Gov. Richardson Seeks NM-Cuba Trade

By Circles Robinson

US-Cuba trade potential is vast. Photo: Caridad

HAVANA TIMES, Aug. 26 – New Mexico Gov. Bill Richardson is in Cuba this week to seek a market for his state’s agricultural products and to promote cultural exchange.

Allowing Cuba to export to the US goes beyond the talks since the US economic blockade on the island totally forbids it.

It also keeps Cuban ships from transporting cargo between the two nations, something that was a daily affair before the 1959 revolution that Washington never approved of.

Sales of agricultural products are permitted for humanitarian reasons, instituted in December 2001, after the island’s main crops were devastated by Hurricane Michelle, however the conditions are highly unfavorable for Cuba.  Purchases must be in cash without financing.

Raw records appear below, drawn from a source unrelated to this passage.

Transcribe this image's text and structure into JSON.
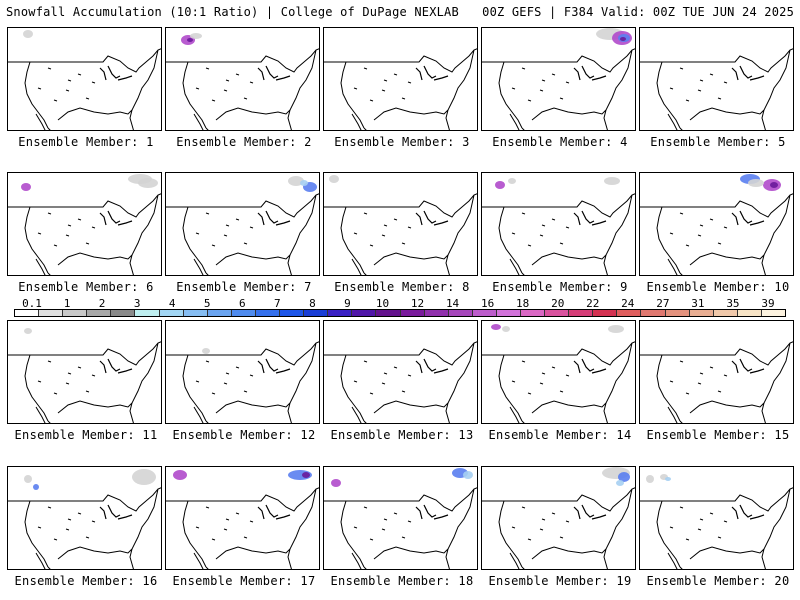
{
  "header": {
    "left": "Snowfall Accumulation (10:1 Ratio) | College of DuPage NEXLAB",
    "right": "00Z GEFS | F384 Valid: 00Z TUE JUN 24 2025"
  },
  "legend": {
    "ticks": [
      "0.1",
      "1",
      "2",
      "3",
      "4",
      "5",
      "6",
      "7",
      "8",
      "9",
      "10",
      "12",
      "14",
      "16",
      "18",
      "20",
      "22",
      "24",
      "27",
      "31",
      "35",
      "39"
    ],
    "colors": [
      "#ffffff",
      "#e0e0e0",
      "#c8c8c8",
      "#a8a8a8",
      "#8a8a8a",
      "#bfeff0",
      "#a2d6f4",
      "#86bdf2",
      "#6aa4f0",
      "#4f8bee",
      "#3570ec",
      "#1e56e8",
      "#1a3ed6",
      "#3a20c4",
      "#5016a8",
      "#64128e",
      "#7a1b9c",
      "#9030ac",
      "#a646bb",
      "#bc5ccb",
      "#d273da",
      "#da68c4",
      "#d9529e",
      "#d63d78",
      "#d43252",
      "#e05e5e",
      "#e07870",
      "#e4927e",
      "#e8ad92",
      "#f0c8aa",
      "#f8e4c6",
      "#fdf3e0"
    ]
  },
  "members": [
    {
      "label": "Ensemble Member: 1"
    },
    {
      "label": "Ensemble Member: 2"
    },
    {
      "label": "Ensemble Member: 3"
    },
    {
      "label": "Ensemble Member: 4"
    },
    {
      "label": "Ensemble Member: 5"
    },
    {
      "label": "Ensemble Member: 6"
    },
    {
      "label": "Ensemble Member: 7"
    },
    {
      "label": "Ensemble Member: 8"
    },
    {
      "label": "Ensemble Member: 9"
    },
    {
      "label": "Ensemble Member: 10"
    },
    {
      "label": "Ensemble Member: 11"
    },
    {
      "label": "Ensemble Member: 12"
    },
    {
      "label": "Ensemble Member: 13"
    },
    {
      "label": "Ensemble Member: 14"
    },
    {
      "label": "Ensemble Member: 15"
    },
    {
      "label": "Ensemble Member: 16"
    },
    {
      "label": "Ensemble Member: 17"
    },
    {
      "label": "Ensemble Member: 18"
    },
    {
      "label": "Ensemble Member: 19"
    },
    {
      "label": "Ensemble Member: 20"
    }
  ],
  "snow_colors": {
    "light": "#d4d4d4",
    "medium": "#a6cff2",
    "heavy": "#5a7ef0",
    "extreme": "#b04acb",
    "deep": "#6a1a9a"
  }
}
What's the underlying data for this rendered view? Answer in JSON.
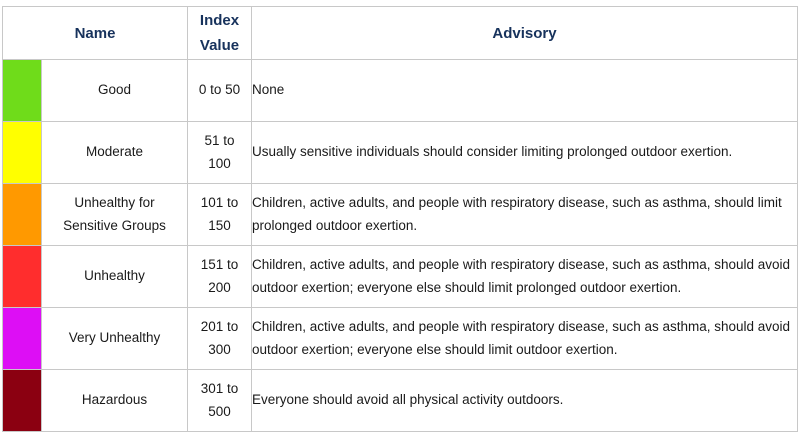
{
  "header": {
    "name": "Name",
    "index_value": "Index Value",
    "advisory": "Advisory"
  },
  "rows": [
    {
      "color": "#6fdc1a",
      "name": "Good",
      "index": "0 to 50",
      "advisory": "None"
    },
    {
      "color": "#ffff00",
      "name": "Moderate",
      "index": "51 to 100",
      "advisory": "Usually sensitive individuals should consider limiting prolonged outdoor exertion."
    },
    {
      "color": "#ff9900",
      "name": "Unhealthy for Sensitive Groups",
      "index": "101 to 150",
      "advisory": "Children, active adults, and people with respiratory disease, such as asthma, should limit prolonged outdoor exertion."
    },
    {
      "color": "#ff2d2d",
      "name": "Unhealthy",
      "index": "151 to 200",
      "advisory": "Children, active adults, and people with respiratory disease, such as asthma, should avoid outdoor exertion; everyone else should limit prolonged outdoor exertion."
    },
    {
      "color": "#dd0ef5",
      "name": "Very Unhealthy",
      "index": "201 to 300",
      "advisory": "Children, active adults, and people with respiratory disease, such as asthma, should avoid outdoor exertion; everyone else should limit outdoor exertion."
    },
    {
      "color": "#8b0011",
      "name": "Hazardous",
      "index": "301 to 500",
      "advisory": "Everyone should avoid all physical activity outdoors."
    }
  ]
}
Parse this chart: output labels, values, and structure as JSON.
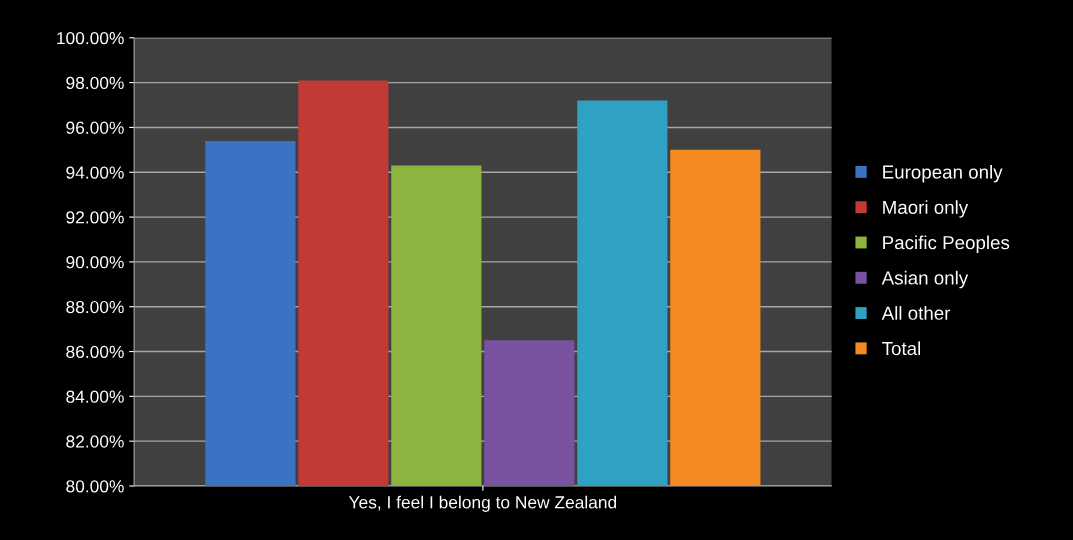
{
  "chart_data": {
    "type": "bar",
    "categories": [
      "Yes, I feel I belong to New Zealand"
    ],
    "series": [
      {
        "name": "European only",
        "color": "#3b73c4",
        "values": [
          95.4
        ]
      },
      {
        "name": "Maori only",
        "color": "#c23a36",
        "values": [
          98.1
        ]
      },
      {
        "name": "Pacific Peoples",
        "color": "#8db43e",
        "values": [
          94.3
        ]
      },
      {
        "name": "Asian only",
        "color": "#7a53a0",
        "values": [
          86.5
        ]
      },
      {
        "name": "All other",
        "color": "#2fa2c4",
        "values": [
          97.2
        ]
      },
      {
        "name": "Total",
        "color": "#f58a22",
        "values": [
          95.0
        ]
      }
    ],
    "ylim": [
      80,
      100
    ],
    "yticks": [
      {
        "value": 80,
        "label": "80.00%"
      },
      {
        "value": 82,
        "label": "82.00%"
      },
      {
        "value": 84,
        "label": "84.00%"
      },
      {
        "value": 86,
        "label": "86.00%"
      },
      {
        "value": 88,
        "label": "88.00%"
      },
      {
        "value": 90,
        "label": "90.00%"
      },
      {
        "value": 92,
        "label": "92.00%"
      },
      {
        "value": 94,
        "label": "94.00%"
      },
      {
        "value": 96,
        "label": "96.00%"
      },
      {
        "value": 98,
        "label": "98.00%"
      },
      {
        "value": 100,
        "label": "100.00%"
      }
    ],
    "grid": "y",
    "legend": "right"
  }
}
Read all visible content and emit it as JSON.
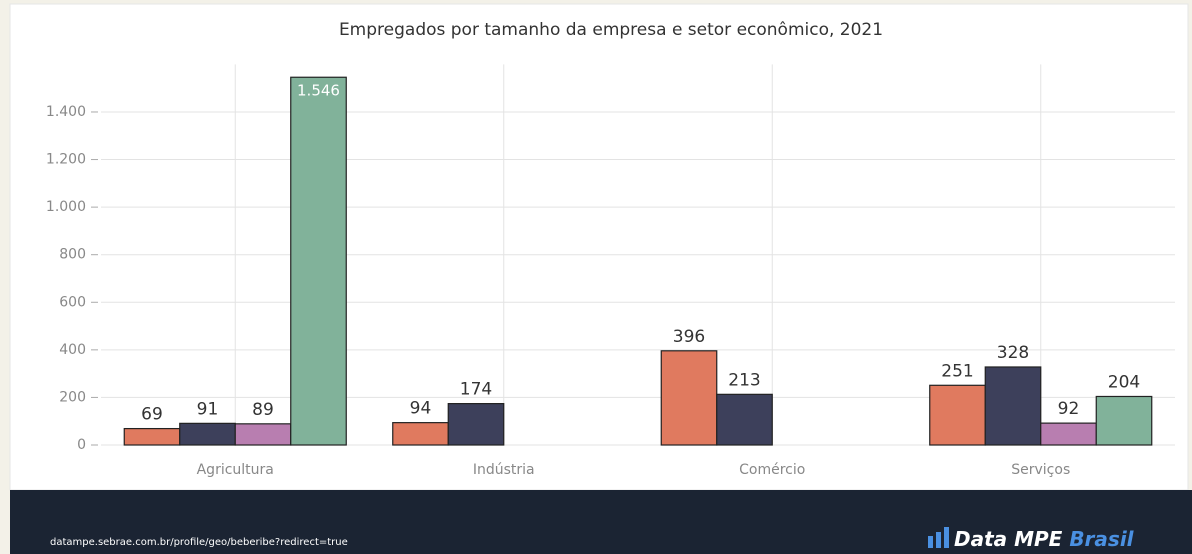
{
  "chart_data": {
    "type": "bar",
    "title": "Empregados por tamanho da empresa e setor econômico, 2021",
    "categories": [
      "Agricultura",
      "Indústria",
      "Comércio",
      "Serviços"
    ],
    "series": [
      {
        "color": "#e07a5f",
        "values": [
          69,
          94,
          396,
          251
        ]
      },
      {
        "color": "#3d405b",
        "values": [
          91,
          174,
          213,
          328
        ]
      },
      {
        "color": "#b87eb0",
        "values": [
          89,
          null,
          null,
          92
        ]
      },
      {
        "color": "#81b29a",
        "values": [
          1546,
          null,
          null,
          204
        ],
        "value_labels": [
          "1.546",
          null,
          null,
          "204"
        ]
      }
    ],
    "ylim": [
      0,
      1600
    ],
    "yticks": [
      0,
      200,
      400,
      600,
      800,
      {
        "value": 1000,
        "label": "1.000"
      },
      {
        "value": 1200,
        "label": "1.200"
      },
      {
        "value": 1400,
        "label": "1.400"
      }
    ],
    "grid": true
  },
  "footer": {
    "url": "datampe.sebrae.com.br/profile/geo/beberibe?redirect=true",
    "logo": "Data MPE",
    "logo_accent": "Brasil"
  }
}
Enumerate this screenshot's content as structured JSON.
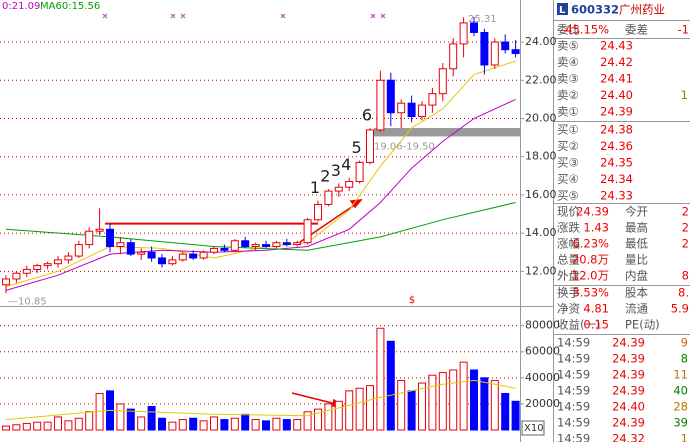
{
  "chart_data": {
    "type": "candlestick",
    "header_ma": "0:21.09",
    "header_ma60": "MA60:15.56",
    "open": [
      11.3,
      11.6,
      11.9,
      12.1,
      12.3,
      12.4,
      12.6,
      12.8,
      13.4,
      14.1,
      14.2,
      13.3,
      13.5,
      12.9,
      13.0,
      12.7,
      12.4,
      12.6,
      12.9,
      12.7,
      13.0,
      13.2,
      13.1,
      13.6,
      13.3,
      13.4,
      13.3,
      13.5,
      13.4,
      13.5,
      14.7,
      15.5,
      16.2,
      16.4,
      16.7,
      17.7,
      19.4,
      22.0,
      20.3,
      20.8,
      20.1,
      20.7,
      21.3,
      22.6,
      23.9,
      25.0,
      24.5,
      22.8,
      24.0,
      23.6
    ],
    "high": [
      11.8,
      12.0,
      12.3,
      12.4,
      12.5,
      12.8,
      13.0,
      13.6,
      14.3,
      15.3,
      14.5,
      13.8,
      13.7,
      13.2,
      13.3,
      12.9,
      12.8,
      13.0,
      13.1,
      13.1,
      13.3,
      13.4,
      13.7,
      13.8,
      13.5,
      13.6,
      13.6,
      13.7,
      13.6,
      14.8,
      15.7,
      16.3,
      16.6,
      16.9,
      17.8,
      19.5,
      22.5,
      22.4,
      21.0,
      21.2,
      20.9,
      21.6,
      22.9,
      24.2,
      25.3,
      25.31,
      24.7,
      24.2,
      24.4,
      24.1
    ],
    "low": [
      10.85,
      11.4,
      11.7,
      11.9,
      12.1,
      12.2,
      12.4,
      12.7,
      13.2,
      13.9,
      13.0,
      12.9,
      12.8,
      12.6,
      12.5,
      12.2,
      12.3,
      12.5,
      12.6,
      12.6,
      12.9,
      13.0,
      13.0,
      13.2,
      13.1,
      13.2,
      13.2,
      13.3,
      13.3,
      13.4,
      14.6,
      15.4,
      15.9,
      16.2,
      16.6,
      17.6,
      19.3,
      19.6,
      19.5,
      19.8,
      19.9,
      20.3,
      20.9,
      22.2,
      23.2,
      24.3,
      22.3,
      22.6,
      23.4,
      23.2
    ],
    "close": [
      11.6,
      11.9,
      12.1,
      12.3,
      12.4,
      12.6,
      12.8,
      13.4,
      14.1,
      14.2,
      13.3,
      13.5,
      12.9,
      13.0,
      12.7,
      12.4,
      12.6,
      12.9,
      12.7,
      13.0,
      13.2,
      13.1,
      13.6,
      13.3,
      13.4,
      13.3,
      13.5,
      13.4,
      13.5,
      14.7,
      15.5,
      16.2,
      16.4,
      16.7,
      17.7,
      19.4,
      22.0,
      20.3,
      20.8,
      20.1,
      20.7,
      21.3,
      22.6,
      23.9,
      25.0,
      24.5,
      22.8,
      24.0,
      23.6,
      23.4
    ],
    "up_color": "#e8000b",
    "down_color": "#0000ff",
    "ylim": [
      10.5,
      26.2
    ],
    "yticks": [
      {
        "value": 12,
        "label": "12.00"
      },
      {
        "value": 14,
        "label": "14.00"
      },
      {
        "value": 16,
        "label": "16.00"
      },
      {
        "value": 18,
        "label": "18.00"
      },
      {
        "value": 20,
        "label": "20.00"
      },
      {
        "value": 22,
        "label": "22.00"
      },
      {
        "value": 24,
        "label": "24.00"
      }
    ],
    "grid": true,
    "lines": [
      {
        "color": "#e6c800",
        "x": [
          0,
          5,
          10,
          15,
          20,
          25,
          29,
          33,
          36,
          39,
          42,
          45,
          49
        ],
        "values": [
          11.2,
          12.0,
          13.3,
          13.2,
          12.7,
          13.3,
          13.5,
          15.2,
          17.5,
          19.5,
          20.5,
          22.3,
          23.0
        ]
      },
      {
        "color": "#c000c0",
        "x": [
          0,
          5,
          10,
          15,
          20,
          25,
          29,
          33,
          36,
          39,
          42,
          45,
          49
        ],
        "values": [
          11.0,
          11.8,
          12.9,
          13.1,
          13.0,
          13.1,
          13.3,
          14.2,
          15.6,
          17.4,
          18.8,
          20.0,
          21.0
        ]
      },
      {
        "color": "#00a000",
        "x": [
          0,
          10,
          20,
          29,
          36,
          42,
          49
        ],
        "values": [
          14.2,
          13.8,
          13.3,
          13.1,
          13.8,
          14.7,
          15.6
        ]
      }
    ],
    "wave_labels": [
      "1",
      "2",
      "3",
      "4",
      "5",
      "6"
    ],
    "high_label": "25.31",
    "low_label": "—10.85",
    "resistance": {
      "low": 19.06,
      "high": 19.5,
      "label": "19.06-19.50"
    },
    "breakout_level": 14.5,
    "signal": "$",
    "volume": {
      "values": [
        3000,
        4000,
        5000,
        6000,
        6000,
        10000,
        7000,
        9000,
        14000,
        28000,
        30000,
        20000,
        16000,
        10000,
        18000,
        9000,
        6000,
        8000,
        9000,
        7000,
        10000,
        8000,
        9000,
        12000,
        8000,
        7000,
        9000,
        8000,
        8000,
        14000,
        16000,
        20000,
        22000,
        30000,
        32000,
        34000,
        78000,
        68000,
        38000,
        30000,
        36000,
        42000,
        44000,
        46000,
        52000,
        46000,
        40000,
        38000,
        28000,
        22000
      ],
      "ylim": [
        0,
        92000
      ],
      "yticks": [
        20000,
        40000,
        60000,
        80000
      ],
      "unit_label": "X10",
      "ma": {
        "color": "#e6c800",
        "x": [
          0,
          10,
          20,
          29,
          36,
          42,
          45,
          49
        ],
        "values": [
          8000,
          15000,
          12000,
          11000,
          25000,
          35000,
          38000,
          32000
        ]
      }
    }
  },
  "panel": {
    "icon": "L",
    "code": "600332",
    "name": "广州药业",
    "ratio": [
      "委比",
      "-45.15%",
      "委差",
      "-1"
    ],
    "sell": [
      [
        "卖⑤",
        "24.43"
      ],
      [
        "卖④",
        "24.42"
      ],
      [
        "卖③",
        "24.41"
      ],
      [
        "卖②",
        "24.40",
        "1"
      ],
      [
        "卖①",
        "24.39"
      ]
    ],
    "buy": [
      [
        "买①",
        "24.38"
      ],
      [
        "买②",
        "24.36"
      ],
      [
        "买③",
        "24.35"
      ],
      [
        "买④",
        "24.34"
      ],
      [
        "买⑤",
        "24.33"
      ]
    ],
    "stats": [
      [
        "现价",
        "24.39",
        "今开",
        "2"
      ],
      [
        "涨跌",
        "1.43",
        "最高",
        "2"
      ],
      [
        "涨幅",
        "6.23%",
        "最低",
        "2"
      ],
      [
        "总量",
        "20.8万",
        "量比"
      ],
      [
        "外盘",
        "12.0万",
        "内盘",
        "8"
      ]
    ],
    "info": [
      [
        "换手",
        "3.53%",
        "股本",
        "8."
      ],
      [
        "净资",
        "4.81",
        "流通",
        "5.9"
      ],
      [
        "收益(一)",
        "0.15",
        "PE(动)"
      ]
    ],
    "trades": [
      [
        "14:59",
        "24.39",
        "9"
      ],
      [
        "14:59",
        "24.39",
        "8"
      ],
      [
        "14:59",
        "24.39",
        "11"
      ],
      [
        "14:59",
        "24.39",
        "40"
      ],
      [
        "14:59",
        "24.40",
        "28"
      ],
      [
        "14:59",
        "24.39",
        "39"
      ],
      [
        "14:59",
        "24.32",
        "1"
      ]
    ]
  }
}
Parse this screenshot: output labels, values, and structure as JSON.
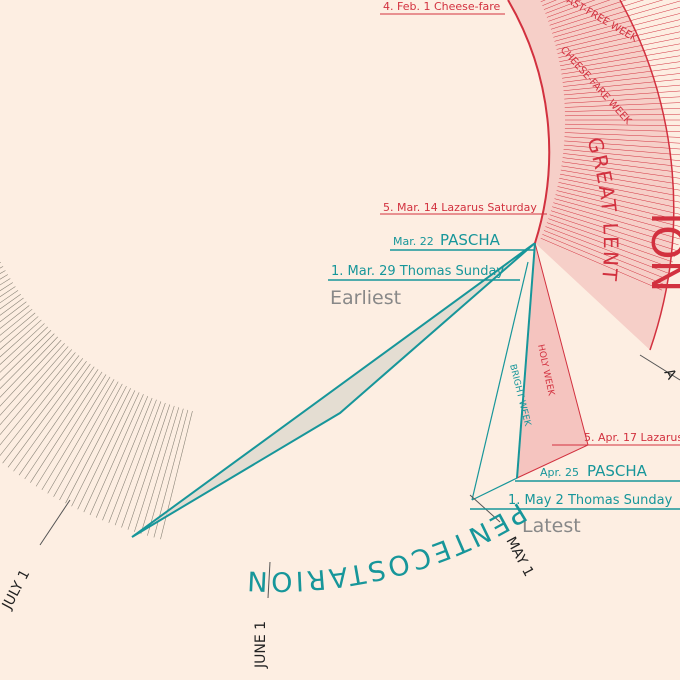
{
  "labels": {
    "cheese_fare": "4. Feb. 1 Cheese-fare",
    "fast_free_week": "AST-FREE WEEK",
    "cheese_fare_week": "CHEESE-FARE WEEK",
    "great_lent": "GREAT LENT",
    "triodion": "ION",
    "lazarus_early": "5. Mar. 14 Lazarus Saturday",
    "pascha_early_date": "Mar. 22",
    "pascha_early": "PASCHA",
    "thomas_early": "1. Mar. 29 Thomas Sunday",
    "earliest": "Earliest",
    "holy_week": "HOLY WEEK",
    "bright_week": "BRIGHT WEEK",
    "april_partial": "A",
    "lazarus_late": "5. Apr. 17 Lazarus",
    "pascha_late_date": "Apr. 25",
    "pascha_late": "PASCHA",
    "thomas_late": "1. May 2 Thomas Sunday",
    "latest": "Latest",
    "pentecostarion": "PENTECOSTARION",
    "may": "MAY 1",
    "june": "JUNE 1",
    "july": "JULY 1"
  }
}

Nonetheless, the limited -compared to the potential- commerce has served as a wedge whereby both US producers, exporters and a growing number of Congress people and Cuban representatives and strategists have joined to try and bring a new era of restored normalized trade between the two neighboring countries.

During the following years of the George W. Bush administration, when US-Cuba relations hit rock bottom, the agricultural sales continued but any hopes of expanded two-way trade or restored diplomatic relations was off the table.

While some talks have reportedly taken place behind the scenes between officials of the Castro and Obama governments, to date the US president has, like his ten predecessors in the White House, maintained the economic stranglehold on the island as well as the travel ban on ordinary US citizens from visiting Cuba.